A Administração congelou assim o desenvolvimento, e também a possibilidade de cuidar de grande parte do solo que administra. Muitos das áreas ardidas ao longo dos anos, eram e continuam a ser, espaços votados ao abandono. Perante uma Administração estática e redutora parece-me bastante pertinente a análise de Henrique Pereira dos Santos, arquitecto paisagista, publicada num artigo do Jornal Público, a 8 de Agosto deste ano, onde afirma, justificando: “Os fogos a que assistimos são a face mais visível da recuperação dos nossos ecossistemas, muito mais que um facto determinante da sua degradação”

Defendem os especialistas em planeamento territorial que o Homem deve intervir nestes ecossistemas, quer para os explorar economicamente, quer para recuperar o coberto arbóreo, a qualidade do solo ou a diversidade cinegética, ou construir paisagens notáveis. Defendem que todo o território necessita de assistência, vigilância e tratamento permanentes com um sentido social claro.

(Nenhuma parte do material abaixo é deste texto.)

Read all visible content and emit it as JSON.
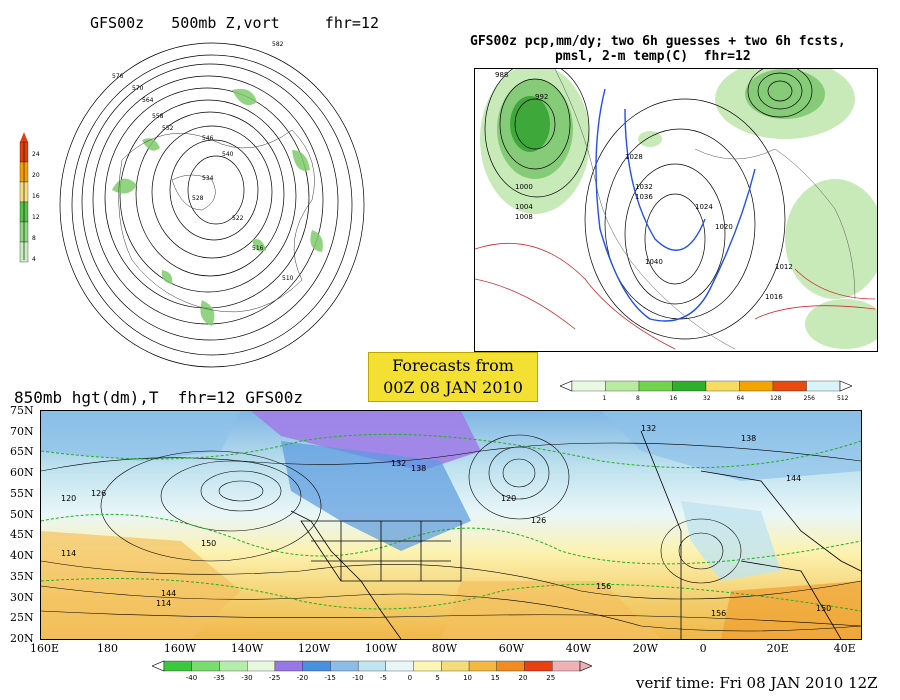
{
  "panels": {
    "top_left": {
      "title": "GFS00z   500mb Z,vort     fhr=12",
      "legend_ticks": [
        "24",
        "20",
        "16",
        "12",
        "8",
        "4"
      ],
      "legend_colors": [
        "#e04010",
        "#f4a000",
        "#f6dd80",
        "#56c24a",
        "#8fd980",
        "#c9ecc0"
      ],
      "contour_labels": [
        "582",
        "576",
        "570",
        "564",
        "558",
        "552",
        "546",
        "540",
        "534",
        "528",
        "522",
        "516",
        "510"
      ]
    },
    "top_right": {
      "title_line1": "GFS00z pcp,mm/dy; two 6h guesses + two 6h fcsts,",
      "title_line2": "pmsl, 2-m temp(C)  fhr=12",
      "legend_ticks": [
        "1",
        "8",
        "16",
        "32",
        "64",
        "128",
        "256",
        "512"
      ],
      "legend_colors": [
        "#e9f8e0",
        "#b8eba0",
        "#72d44e",
        "#2fb02a",
        "#f6dd60",
        "#f4a400",
        "#e84a10",
        "#d8f4f8"
      ],
      "pressure_labels": [
        "988",
        "992",
        "1000",
        "1004",
        "1008",
        "1012",
        "1016",
        "1020",
        "1024",
        "1028",
        "1032",
        "1036",
        "1040"
      ]
    },
    "forecast_box": {
      "line1": "Forecasts from",
      "line2": "00Z 08 JAN 2010"
    },
    "bottom": {
      "title": "850mb hgt(dm),T  fhr=12 GFS00z",
      "y_ticks": [
        "75N",
        "70N",
        "65N",
        "60N",
        "55N",
        "50N",
        "45N",
        "40N",
        "35N",
        "30N",
        "25N",
        "20N"
      ],
      "x_ticks": [
        "160E",
        "180",
        "160W",
        "140W",
        "120W",
        "100W",
        "80W",
        "60W",
        "40W",
        "20W",
        "0",
        "20E",
        "40E"
      ],
      "temp_legend_ticks": [
        "-40",
        "-35",
        "-30",
        "-25",
        "-20",
        "-15",
        "-10",
        "-5",
        "0",
        "5",
        "10",
        "15",
        "20",
        "25"
      ],
      "temp_legend_colors": [
        "#3cc83c",
        "#78dc6e",
        "#b4ecaa",
        "#e8f8e0",
        "#9878e8",
        "#4890e0",
        "#8cbce8",
        "#c0e4f0",
        "#e8f6f8",
        "#fcf6b4",
        "#f4dc78",
        "#f4b840",
        "#f08c20",
        "#e84010",
        "#f0b0b8"
      ],
      "height_labels": [
        "114",
        "120",
        "126",
        "132",
        "138",
        "144",
        "150",
        "156"
      ],
      "verif_time": "verif time: Fri 08 JAN 2010 12Z"
    }
  }
}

É absurdo pensar que não existe qualquer uso compatível com o uso do solo silvestre, a partir do qual todos os outros de diferenciaram. É necessário encarar esta problemática de forma madura e conscienciosa, e sobretudo numa perspectiva de continuidade, necessária a qualquer processo de programação do sector florestal. A sociedade actual não pode dar lugar a espaços de abandono…de degradação. A administração deverá ser capaz de envolver a população, no processo de transformação do território, respeitando o direito das pessoas participarem na construção do mundo, por intermédio da discussão e argumentação. Por outro lado, assumir a proibição como forma de gestão, para além de implicar acarretar com todas as responsabilidades da ausência de intervenção, cria um distanciamento insustentável entre as pessoas e o seu espaço de vivência.

Os incêndios trazem à luz toda esta problemática. Mostram um território esquecido e abandonado, que o fogo nos recorda existir.